NCAA sanctions former Sewanee women's basketball coach who bet more than $93K on sports over 2 years

INDIANAPOLIS (AP) — A former basketball coach at Sewanee violated NCAA rules by placing more than $93,000 in bets on college and professional sports while serving as an assistant for the men's team and head coach for the women's team, the association announced Tuesday while handing down sanctions.

The Division III school, also known as the University of the South, and NCAA enforcement staff agreed that over a 26-month period the coach knowingly broke rules that ban athletic department employees from wagering on the sport in which they participate.

The coach, who was not identified in the NCAA's report, placed 407 bets on college sports totaling $28,000, including 20 wagers on women’s college basketball games, the report said. None of those games included his own team.

In the most high-profile recent case in involving NCAA gambling rules violations, former Alabama baseball coach Brad Bohannon received a 15-year show cause order earlier this month for providing information about his team to a gambler who used it to make illegal wagers.

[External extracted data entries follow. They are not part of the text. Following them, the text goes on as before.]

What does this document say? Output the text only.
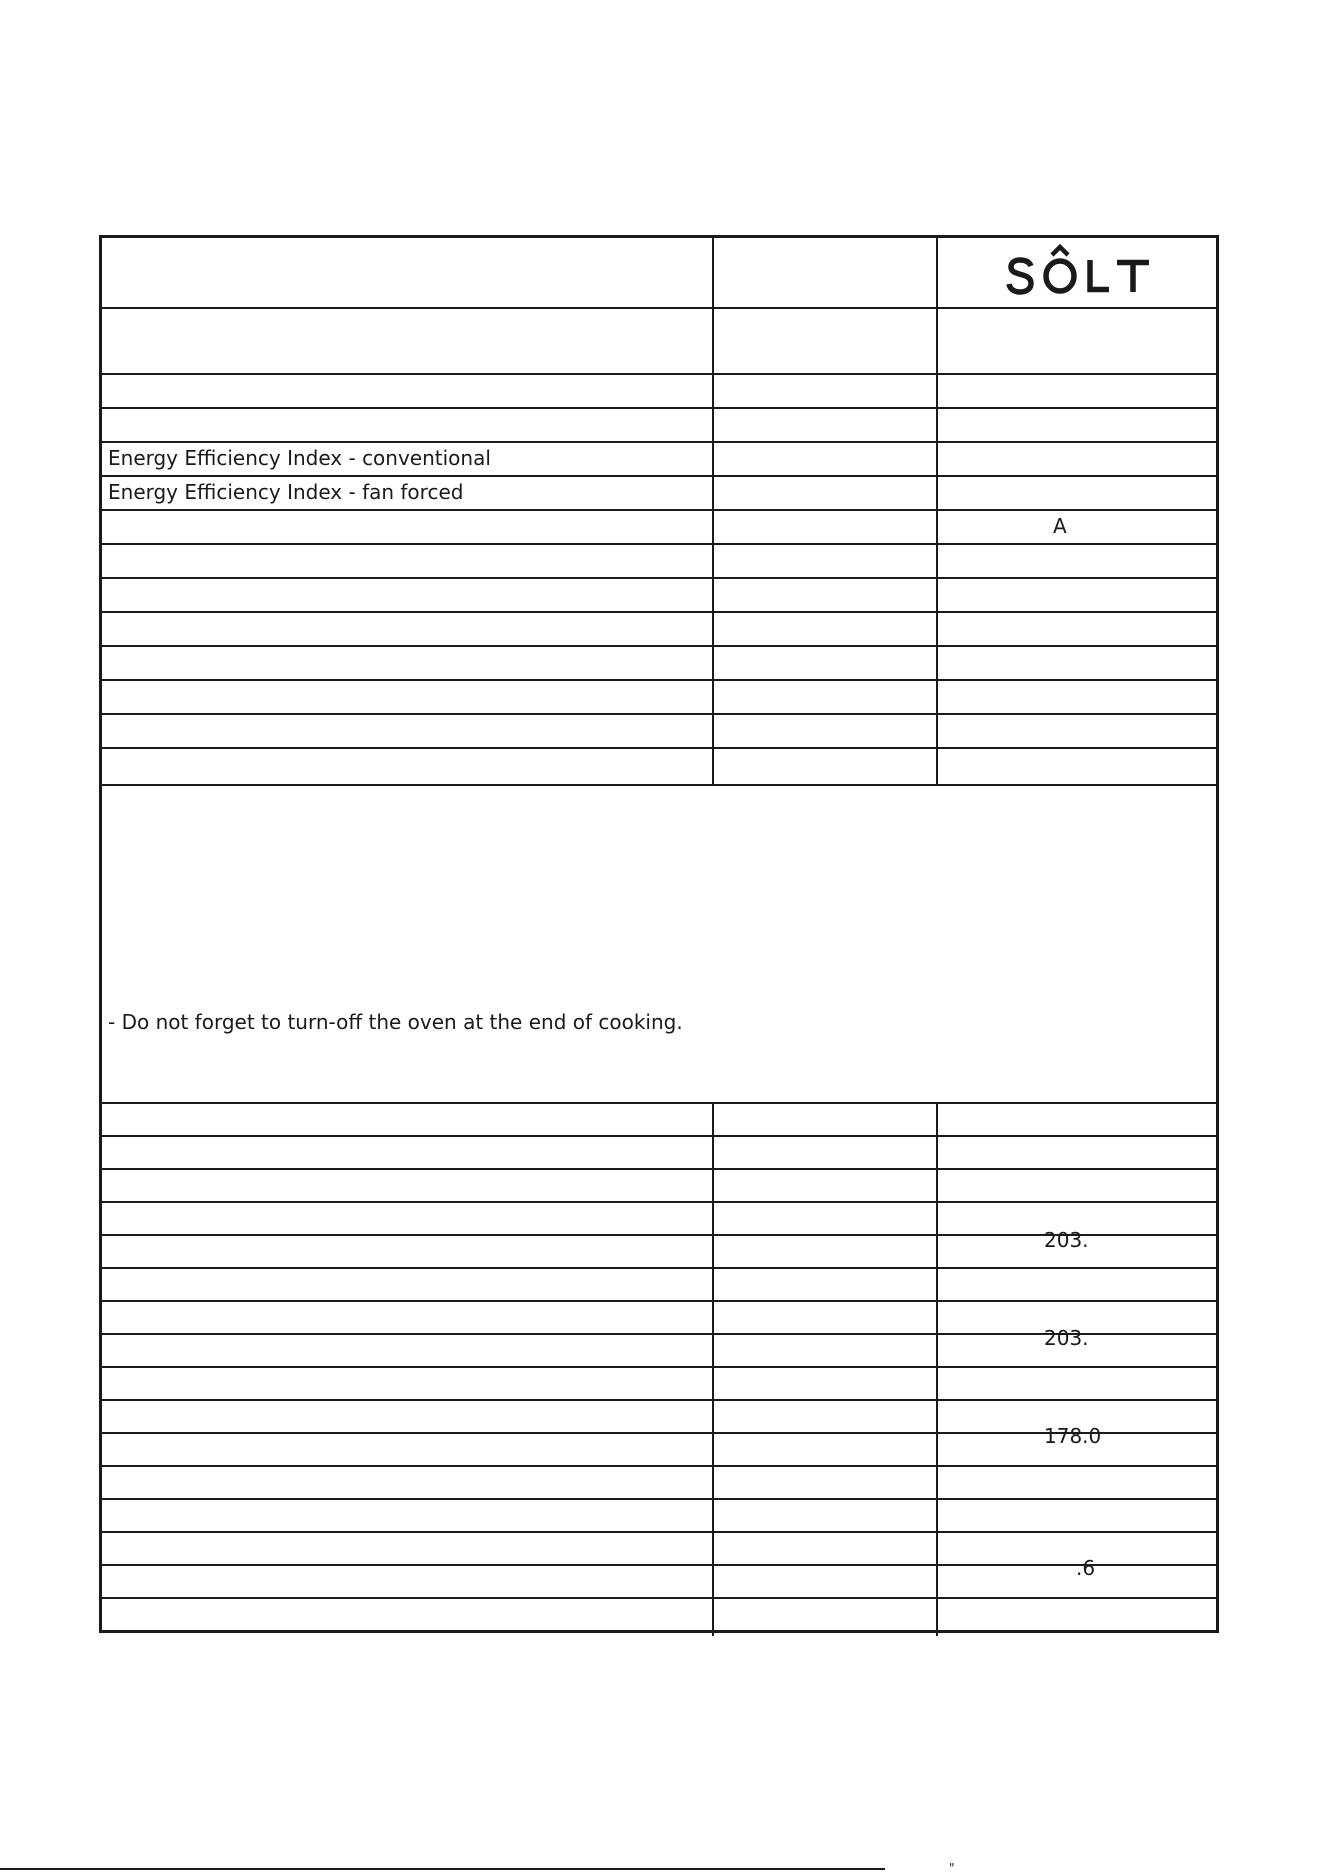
Energy Efficiency Index - conventional
Energy Efficiency Index - fan forced
A
203.
203.
178.0
.6
- Do not forget to turn-off the oven at the end of cooking.
"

The Tennessee Sports Wagering Advisory Council informed Sewanee about wagering activity by the coach in March 2023.

Brody Curry stepped down as Sewanee's women's coach, the university announced, on July 14. He previously served as an assistant coach for the men's team from 2020-22.

The unidentified Sewanee coach was given a show-cause order, which comes with a five-game suspension to be served at the start of the first season of employment if he is hired by another NCAA institution over the next two years. Also, if a school was to hire the coach during the show-cause period that institution will be required to provide individual monthly rules education to the coach.

The NCAA Committee on Infractions also placed Sewanee on one-year probation and fined the school $1,500.

The COI considered the case through the cooperative summary disposition process. Sewanee, the head coach and the enforcement staff agreed to the primary facts and violations in the summary disposition report. Because the school and coach accepted the penalties, neither may appeal.